9) It is not clear whether PAG alone should be the only region of interest in the primary analysis. The authors base their specific focus on PAG on two studies (Yoshida et al., 2013; Roy et al., 2014), and only one of those is more closely related to their model (Yoshida et al., 2013). It would be good to see a more convincing argument why regions such as rostral ACC and lateral OFC are not used as primary ROIs – especially since the priors were partially constructed with higher order abstract information. One could also consider a hierarchical approach in which the primary hypothesis is examined within one region, then within a larger network defined by an independent criterion, and finally an even more explorative search on the full brain volume.

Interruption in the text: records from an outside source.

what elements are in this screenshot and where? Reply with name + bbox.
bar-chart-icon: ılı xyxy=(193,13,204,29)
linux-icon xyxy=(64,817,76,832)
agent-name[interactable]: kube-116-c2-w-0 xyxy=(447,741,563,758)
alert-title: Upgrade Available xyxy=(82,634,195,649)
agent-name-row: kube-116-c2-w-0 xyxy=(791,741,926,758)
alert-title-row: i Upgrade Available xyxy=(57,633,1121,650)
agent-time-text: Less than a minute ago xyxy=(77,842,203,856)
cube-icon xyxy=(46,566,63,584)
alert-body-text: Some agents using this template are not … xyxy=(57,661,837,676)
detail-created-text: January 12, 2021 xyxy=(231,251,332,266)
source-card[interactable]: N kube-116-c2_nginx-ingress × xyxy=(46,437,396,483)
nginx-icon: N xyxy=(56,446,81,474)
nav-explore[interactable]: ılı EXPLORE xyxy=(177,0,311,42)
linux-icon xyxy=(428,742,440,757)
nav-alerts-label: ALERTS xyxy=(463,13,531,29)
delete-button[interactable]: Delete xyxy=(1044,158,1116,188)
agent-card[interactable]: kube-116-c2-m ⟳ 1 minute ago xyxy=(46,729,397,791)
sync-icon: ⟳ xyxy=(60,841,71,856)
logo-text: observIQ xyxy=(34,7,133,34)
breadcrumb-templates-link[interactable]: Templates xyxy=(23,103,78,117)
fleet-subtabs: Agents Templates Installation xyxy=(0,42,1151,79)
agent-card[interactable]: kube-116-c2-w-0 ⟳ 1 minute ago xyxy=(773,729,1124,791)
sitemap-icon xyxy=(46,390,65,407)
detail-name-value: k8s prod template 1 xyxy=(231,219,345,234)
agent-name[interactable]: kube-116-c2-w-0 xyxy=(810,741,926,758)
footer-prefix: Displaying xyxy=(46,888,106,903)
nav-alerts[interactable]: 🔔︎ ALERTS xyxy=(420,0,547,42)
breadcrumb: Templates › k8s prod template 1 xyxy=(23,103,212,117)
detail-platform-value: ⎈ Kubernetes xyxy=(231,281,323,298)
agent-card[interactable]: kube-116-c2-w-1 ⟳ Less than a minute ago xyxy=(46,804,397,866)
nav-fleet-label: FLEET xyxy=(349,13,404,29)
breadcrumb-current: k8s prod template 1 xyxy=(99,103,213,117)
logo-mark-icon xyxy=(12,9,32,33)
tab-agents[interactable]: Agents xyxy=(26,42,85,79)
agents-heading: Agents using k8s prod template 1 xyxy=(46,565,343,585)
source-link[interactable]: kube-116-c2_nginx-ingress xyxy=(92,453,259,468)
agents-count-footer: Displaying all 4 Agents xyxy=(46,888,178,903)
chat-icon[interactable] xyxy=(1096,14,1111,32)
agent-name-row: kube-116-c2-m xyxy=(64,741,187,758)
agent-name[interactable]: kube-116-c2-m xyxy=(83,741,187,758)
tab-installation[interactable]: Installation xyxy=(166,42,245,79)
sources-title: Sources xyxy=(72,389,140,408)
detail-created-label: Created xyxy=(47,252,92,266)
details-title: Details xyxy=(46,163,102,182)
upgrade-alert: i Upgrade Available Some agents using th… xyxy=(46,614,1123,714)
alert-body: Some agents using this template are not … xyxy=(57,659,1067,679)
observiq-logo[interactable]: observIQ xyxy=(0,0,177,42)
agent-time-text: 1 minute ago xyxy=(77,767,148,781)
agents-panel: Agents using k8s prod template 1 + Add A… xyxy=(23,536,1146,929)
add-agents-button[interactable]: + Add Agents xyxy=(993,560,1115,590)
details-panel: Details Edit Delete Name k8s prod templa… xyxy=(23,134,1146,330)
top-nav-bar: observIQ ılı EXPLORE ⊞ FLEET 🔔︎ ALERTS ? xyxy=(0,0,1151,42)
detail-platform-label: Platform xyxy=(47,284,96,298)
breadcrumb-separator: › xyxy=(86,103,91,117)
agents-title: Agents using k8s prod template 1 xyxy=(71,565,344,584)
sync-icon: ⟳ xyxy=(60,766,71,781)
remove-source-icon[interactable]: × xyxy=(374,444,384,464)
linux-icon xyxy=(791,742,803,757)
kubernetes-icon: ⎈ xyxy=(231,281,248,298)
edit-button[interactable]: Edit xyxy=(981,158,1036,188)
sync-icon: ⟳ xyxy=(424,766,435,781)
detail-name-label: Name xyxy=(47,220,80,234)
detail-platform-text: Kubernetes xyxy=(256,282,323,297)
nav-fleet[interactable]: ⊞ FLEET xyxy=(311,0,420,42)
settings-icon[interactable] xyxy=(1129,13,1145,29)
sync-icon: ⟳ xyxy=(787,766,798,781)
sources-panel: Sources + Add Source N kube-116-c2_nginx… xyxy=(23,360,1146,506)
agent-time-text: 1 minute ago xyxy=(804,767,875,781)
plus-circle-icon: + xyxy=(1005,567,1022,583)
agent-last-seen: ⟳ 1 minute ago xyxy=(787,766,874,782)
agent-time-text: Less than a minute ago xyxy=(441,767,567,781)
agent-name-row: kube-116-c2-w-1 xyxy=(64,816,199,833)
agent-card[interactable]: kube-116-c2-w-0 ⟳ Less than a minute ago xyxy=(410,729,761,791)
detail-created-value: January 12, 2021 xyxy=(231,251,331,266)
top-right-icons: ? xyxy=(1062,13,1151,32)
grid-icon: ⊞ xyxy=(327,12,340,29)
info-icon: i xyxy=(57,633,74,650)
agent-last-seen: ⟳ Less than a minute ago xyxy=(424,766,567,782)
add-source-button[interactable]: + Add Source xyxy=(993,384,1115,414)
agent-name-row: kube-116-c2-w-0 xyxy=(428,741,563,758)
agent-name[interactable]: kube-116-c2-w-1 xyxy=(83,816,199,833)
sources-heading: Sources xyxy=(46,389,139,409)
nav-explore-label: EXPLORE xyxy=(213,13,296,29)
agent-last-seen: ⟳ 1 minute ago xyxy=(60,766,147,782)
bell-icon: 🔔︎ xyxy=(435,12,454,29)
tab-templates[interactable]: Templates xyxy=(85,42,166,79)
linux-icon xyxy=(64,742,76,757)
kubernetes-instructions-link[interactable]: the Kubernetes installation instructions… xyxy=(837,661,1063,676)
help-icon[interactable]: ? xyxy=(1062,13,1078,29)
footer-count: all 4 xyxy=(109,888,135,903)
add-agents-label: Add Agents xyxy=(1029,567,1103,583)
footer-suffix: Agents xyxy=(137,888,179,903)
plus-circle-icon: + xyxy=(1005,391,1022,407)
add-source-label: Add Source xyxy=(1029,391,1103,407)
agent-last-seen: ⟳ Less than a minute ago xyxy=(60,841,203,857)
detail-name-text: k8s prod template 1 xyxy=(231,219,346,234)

As Yoshida et al. highlighted, the responsiveness to variability coding within the PAG in the context of hyperalgesia represents a very specific mechanism. We believed that Roy et al. were also quite closely related to this as the PAG activation, among others, was representing the influence of expected probability of pain concerning aversive prediction error coding. Combining this with the assumption that prediction error and precision level coding are distinct but share related aspects of modulatory functions, we found the PAG results of Roy et al. quite relevant for our data. To our knowledge, yet, the literature does not show a similar precision level coding mechanism that was first observed by Yoshida et al. in the rostral ACC or lateral OFC. Indeed, it was found via aversive learning tasks, for example by Seymour et al. (2005, Nature Neuroscience), that lateral OFC and rostral ACC signal corresponded to aversive- (not appetitive) specific prediction error modulations during aversive value predictions. However, we believe that these findings focused on very different aspects of pain perception by differentiating appetitive and aversive prediction errors of pain relief which presented more value-related findings rather than investigating the influence of precision levels as our study did. For that reason, our a priori hypothesis only included the PAG as a ROI as this area seemed most promising in the context of precision level coding in a placebo hypoalgesia context. We appreciate the reviewers comment as the manuscript should address these differences more precisely within the “Introduction” section (fifth paragraph). Also, to show the reviewers that our results in the PAG are robust, we created an additional small volume correction mask (see Figure 4—figure supplement 4B) not only including the PAG but also the lateral OFC and rostral ACC to correct for multiple comparisons (comparable to a correction procedure where all these regions would be hypothesized a priori as a ROI) resulting in PAG [2 -26 -8], k_e = 8, t(60) = 4.16, p_FWE = 0.028 compared to p_FWE = 0.001 as stated in the manuscript. One small cluster was also found in the left lOFC but did not reach significance threshold (left OFC [-28 38 -20], k_e = 2, t(60) = 3.40, p_FWE = 0.193).